O Herói Do Dia

O herói está com febre moderada. Enrolado em um lençol e bebendo chocolate quente com rum, o herói está. Quase incapaz de debelar a invasão sofrida por seu organismo. Para isso os heróis têm suas identidades secretas e suas bat-cavernas, para se esconderem quando não dão conta de si próprios.
Tocam a campainha da casa do herói, o herói resolve não atender. Tocam, de novo, a campainha da casa do herói; que não é das criaturas mais simpáticas que já pisaram esse planeta, portanto, conclui o herói, se arriscam-se num segundo toque, é porque precisam mesmo dele. O herói resolve atender.
O herói dá uma alinhada no cabelo, fazendo de pente a mão; esfrega os olhos e a face, como a vestir uma máscara imaginária, ocultar a cara de doente, não é de bom tom o herói apresentar-se de semblante combalido. E consegue compor uma imagem apresentável. Na cabeça do herói, pelo menos, ele consegue compor uma imagem apresentável.
Na falta de visão de raios-X, o herói se vale do olho mágico da porta : uma vizinha, de um dos andares inferiores ao seu. Ao longo da vida do herói, várias foram as vizinhas a baterem em sua porta, a solicitar o óbvio, o clichê, um pouco de açúcar ou sal, uma cebola, um dente de alho, um pedaço de bombril. E o herói sempre as atendeu nesses pequenos socorros nada valorosos.
Dessa vez, no entanto, o abrir da porta revela uma fisionomia que dificilmente estaria à cata por açúcar. Há um escorpião a passear pela sala da moça, logo o herói fica a par. O herói se empertiga. É claro que ele podia resolver. É para isso que ele estava ali. Era para isso que havia nascido. Some-lhe até a renitente tosse.

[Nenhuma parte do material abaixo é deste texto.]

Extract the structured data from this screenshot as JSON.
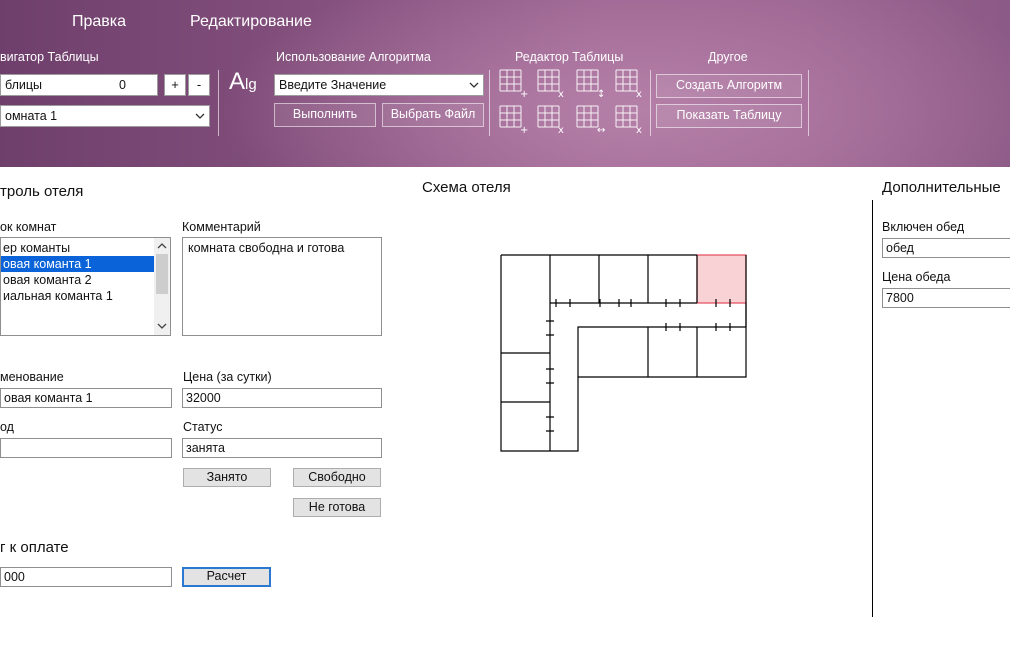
{
  "menu": {
    "item1": "Правка",
    "item2": "Редактирование"
  },
  "ribbon": {
    "navigator": {
      "title": "вигатор Таблицы",
      "table_label": "блицы",
      "table_value": "0",
      "plus": "+",
      "minus": "-",
      "room_select": "омната 1"
    },
    "algorithm": {
      "icon_text_big": "A",
      "icon_text_small": "lg",
      "title": "Использование Алгоритма",
      "select_placeholder": "Введите Значение",
      "run_button": "Выполнить",
      "file_button": "Выбрать Файл"
    },
    "table_editor": {
      "title": "Редактор Таблицы"
    },
    "other": {
      "title": "Другое",
      "create_button": "Создать Алгоритм",
      "show_button": "Показать Таблицу"
    }
  },
  "control": {
    "title": "троль отеля",
    "rooms_label": "ок комнат",
    "rooms": [
      "ер команты",
      "овая команта 1",
      "овая команта 2",
      "иальная команта 1"
    ],
    "selected_index": 1,
    "comment_label": "Комментарий",
    "comment_value": "комната свободна и готова",
    "name_label": "менование",
    "name_value": "овая команта 1",
    "price_label": "Цена (за сутки)",
    "price_value": "32000",
    "code_label": "од",
    "code_value": "",
    "status_label": "Статус",
    "status_value": "занята",
    "busy_button": "Занято",
    "free_button": "Свободно",
    "notready_button": "Не готова",
    "total_title": "г к оплате",
    "total_value": "000",
    "calc_button": "Расчет"
  },
  "scheme": {
    "title": "Схема отеля",
    "highlight_color": "#f9d2d6",
    "highlight_border": "#e24a5a"
  },
  "extra": {
    "title": "Дополнительные",
    "lunch_label": "Включен обед",
    "lunch_value": "обед",
    "lunch_price_label": "Цена обеда",
    "lunch_price_value": "7800"
  }
}
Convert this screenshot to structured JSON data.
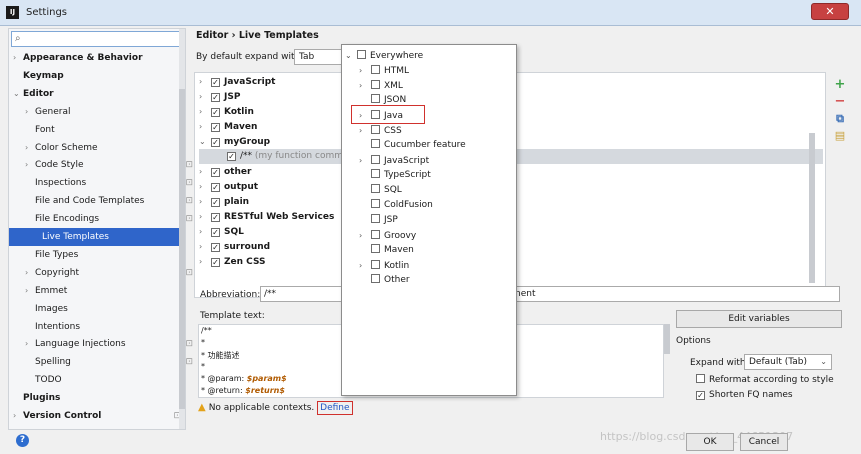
{
  "window": {
    "title": "Settings",
    "app_icon": "IJ",
    "close_label": "✕"
  },
  "sidebar": {
    "search_placeholder": "",
    "items": [
      {
        "label": "Appearance & Behavior",
        "arrow": "›",
        "bold": true
      },
      {
        "label": "Keymap",
        "arrow": "",
        "bold": true
      },
      {
        "label": "Editor",
        "arrow": "⌄",
        "bold": true
      },
      {
        "label": "General",
        "arrow": "›"
      },
      {
        "label": "Font",
        "arrow": ""
      },
      {
        "label": "Color Scheme",
        "arrow": "›"
      },
      {
        "label": "Code Style",
        "arrow": "›"
      },
      {
        "label": "Inspections",
        "arrow": ""
      },
      {
        "label": "File and Code Templates",
        "arrow": ""
      },
      {
        "label": "File Encodings",
        "arrow": ""
      },
      {
        "label": "Live Templates",
        "arrow": "",
        "selected": true
      },
      {
        "label": "File Types",
        "arrow": ""
      },
      {
        "label": "Copyright",
        "arrow": "›"
      },
      {
        "label": "Emmet",
        "arrow": "›"
      },
      {
        "label": "Images",
        "arrow": ""
      },
      {
        "label": "Intentions",
        "arrow": ""
      },
      {
        "label": "Language Injections",
        "arrow": "›"
      },
      {
        "label": "Spelling",
        "arrow": ""
      },
      {
        "label": "TODO",
        "arrow": ""
      },
      {
        "label": "Plugins",
        "arrow": "",
        "bold": true
      },
      {
        "label": "Version Control",
        "arrow": "›",
        "bold": true
      }
    ]
  },
  "main": {
    "breadcrumb": "Editor › Live Templates",
    "expand_label": "By default expand with",
    "expand_value": "Tab",
    "template_groups": [
      {
        "label": "JavaScript",
        "arrow": "›",
        "checked": true
      },
      {
        "label": "JSP",
        "arrow": "›",
        "checked": true
      },
      {
        "label": "Kotlin",
        "arrow": "›",
        "checked": true
      },
      {
        "label": "Maven",
        "arrow": "›",
        "checked": true
      },
      {
        "label": "myGroup",
        "arrow": "⌄",
        "checked": true
      },
      {
        "label": "/**",
        "arrow": "",
        "checked": true,
        "child": true,
        "desc": "(my function comment)"
      },
      {
        "label": "other",
        "arrow": "›",
        "checked": true
      },
      {
        "label": "output",
        "arrow": "›",
        "checked": true
      },
      {
        "label": "plain",
        "arrow": "›",
        "checked": true
      },
      {
        "label": "RESTful Web Services",
        "arrow": "›",
        "checked": true
      },
      {
        "label": "SQL",
        "arrow": "›",
        "checked": true
      },
      {
        "label": "surround",
        "arrow": "›",
        "checked": true
      },
      {
        "label": "Zen CSS",
        "arrow": "›",
        "checked": true
      }
    ],
    "abbreviation_label": "Abbreviation:",
    "abbreviation_value": "/**",
    "description_value": "nent",
    "template_text_label": "Template text:",
    "template_lines": [
      {
        "text": "/**"
      },
      {
        "text": "*"
      },
      {
        "text": "* 功能描述"
      },
      {
        "text": "*"
      },
      {
        "prefix": "* @param: ",
        "var": "$param$"
      },
      {
        "prefix": "* @return: ",
        "var": "$return$"
      }
    ],
    "edit_variables_label": "Edit variables",
    "options_label": "Options",
    "expand_with_label": "Expand with",
    "expand_with_value": "Default (Tab)",
    "reformat_label": "Reformat according to style",
    "reformat_checked": false,
    "shorten_label": "Shorten FQ names",
    "shorten_checked": true,
    "warning_text": "No applicable contexts.",
    "define_label": "Define"
  },
  "context_popup": {
    "items": [
      {
        "label": "Everywhere",
        "arrow": "⌄",
        "indent": 0
      },
      {
        "label": "HTML",
        "arrow": "›",
        "indent": 1
      },
      {
        "label": "XML",
        "arrow": "›",
        "indent": 1
      },
      {
        "label": "JSON",
        "arrow": "",
        "indent": 1
      },
      {
        "label": "Java",
        "arrow": "›",
        "indent": 1,
        "highlight": true
      },
      {
        "label": "CSS",
        "arrow": "›",
        "indent": 1
      },
      {
        "label": "Cucumber feature",
        "arrow": "",
        "indent": 1
      },
      {
        "label": "JavaScript",
        "arrow": "›",
        "indent": 1
      },
      {
        "label": "TypeScript",
        "arrow": "",
        "indent": 1
      },
      {
        "label": "SQL",
        "arrow": "",
        "indent": 1
      },
      {
        "label": "ColdFusion",
        "arrow": "",
        "indent": 1
      },
      {
        "label": "JSP",
        "arrow": "",
        "indent": 1
      },
      {
        "label": "Groovy",
        "arrow": "›",
        "indent": 1
      },
      {
        "label": "Maven",
        "arrow": "",
        "indent": 1
      },
      {
        "label": "Kotlin",
        "arrow": "›",
        "indent": 1
      },
      {
        "label": "Other",
        "arrow": "",
        "indent": 1
      }
    ]
  },
  "footer": {
    "ok_label": "OK",
    "cancel_label": "Cancel",
    "watermark": "https://blog.csdn.net/qq_44651307"
  },
  "colors": {
    "selection": "#2f65ca",
    "link": "#2459c6",
    "highlight_box": "#d0312d"
  }
}
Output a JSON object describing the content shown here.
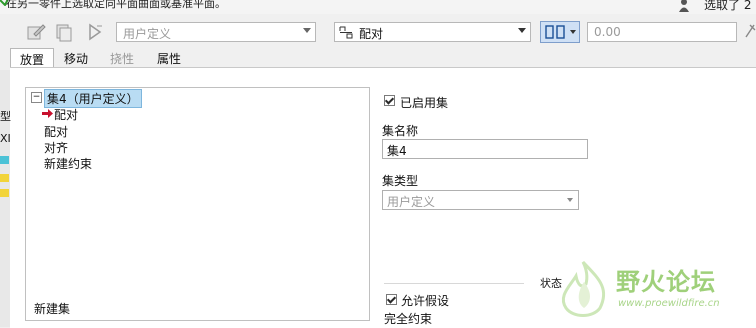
{
  "message": "在另一零件上选取定向平面曲面或基准平面。",
  "selected_text": "选取了 2",
  "toolbar": {
    "type_dropdown_value": "用户定义",
    "constraint_dropdown_value": "配对",
    "offset_placeholder": "0.00"
  },
  "tabs": [
    {
      "label": "放置"
    },
    {
      "label": "移动"
    },
    {
      "label": "挠性"
    },
    {
      "label": "属性"
    }
  ],
  "tree": {
    "set_label": "集4（用户定义）",
    "items": [
      "配对",
      "配对",
      "对齐",
      "新建约束"
    ],
    "new_set": "新建集"
  },
  "left_edge_fragments": [
    "型",
    "XI"
  ],
  "props": {
    "enable_set_label": "已启用集",
    "enable_set_checked": true,
    "set_name_label": "集名称",
    "set_name_value": "集4",
    "set_type_label": "集类型",
    "set_type_value": "用户定义",
    "status_label": "状态",
    "allow_assumptions_label": "允许假设",
    "allow_assumptions_checked": true,
    "status_value": "完全约束"
  },
  "watermark": {
    "title": "野火论坛",
    "url": "www.proewildfire.cn"
  },
  "colors": {
    "selection": "#b9dcf3",
    "arrow_red": "#c8102e",
    "watermark_green": "#9fd07a"
  }
}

O herói desce os andares a tranquilizar a moça, a dizer que escorpiões são vilanizados em demasia, que nem oferecem tanto perigo, o único risco é pisá-los por acidente, pois costumam se abrigar dentro de sapatos; os escorpiões, segue o herói, são tão-somente baratas com ferrões, são também artrópodes, do mesmo filo das baratas, uma simples chinelada os põem fora de combate.
A moça apavorada pelo medo atávico que alguns seres humanos têm de animais bem menores que eles e o herói a recitar a classificação zoológica do bicho. O herói não tem a menor noção da realidade, aliás, é sua condição sine qua non para continuar como tal, tivesse alguma percepção do real, deixaria de ser herói.
E lá estava o escorpião, tal como a moça havia dito, a passear pela ardósia da sala, daqueles pequeninos, amarelos, Tityus serralus, informou o herói à moça. 
O herói bem podia ter procedido como o instruído à moça, um pisão certeiro e firme de pé calçado e pronto : fim do escorpião. Decidiu-se, no entanto, por um ato inédito. Primeiro, para mais impressionar a moça; segundo que sempre teve vontade de testar essa possibilidade, sempre lhe pareceu possível e de mínimo risco : o herói aproximou-se por trás do escorpião e, num rápido golpe, segurou a ponta da cauda do escorpião, prendeu o ferrão entre seus polegar e indicador. A moça deu um gritinho, um misto de sobressalto, susto, surpresa e, por que não?, de êxtase.
O bicho se debateu, envergou-se e alcançou a mão do herói com suas pinças dianteiras, que nem dano ou dor infligiram. A moça devia estar excitada com aquela demonstração de bravura e agilidade, pensa o herói, e vai mais longe : quebra o último segmento da cauda do escorpião, o do ferrão, arranca-o e descarta o bicho pela janela, dizendo que agora ele não fará mal a ninguém. Desaconselha, contudo, à moça imitar seu feito no caso de um novo escorpião, só pessoas com habilidades especiais podem se dar a tal proeza, o chinelo era mesmo o mais indicado. 
O herói recebe um "obrigado" anêmico e logo está a subir as escadas. Nem um abraço mais caloroso, o herói ganhou. Nem convite para um café, nem uma conversa que levasse ao início de promissora amizade, nem um peitinho. Em outras duas ocasiões, a mesma vizinha ainda bateria à porta do herói. Uma tesoura emprestada em uma das vezes (o herói tinha) e uma aspirina na outra (o herói tinha), porém nada derivou desses favores, nem um café, nem uma conversa, nem um peitinho, que seriam as naturais sequências e consequências da realidade de vizinhos de sexos opostos que moram sozinhos e trocam favores.
Mas o herói é isso, alguém para quem a realidade não acontece.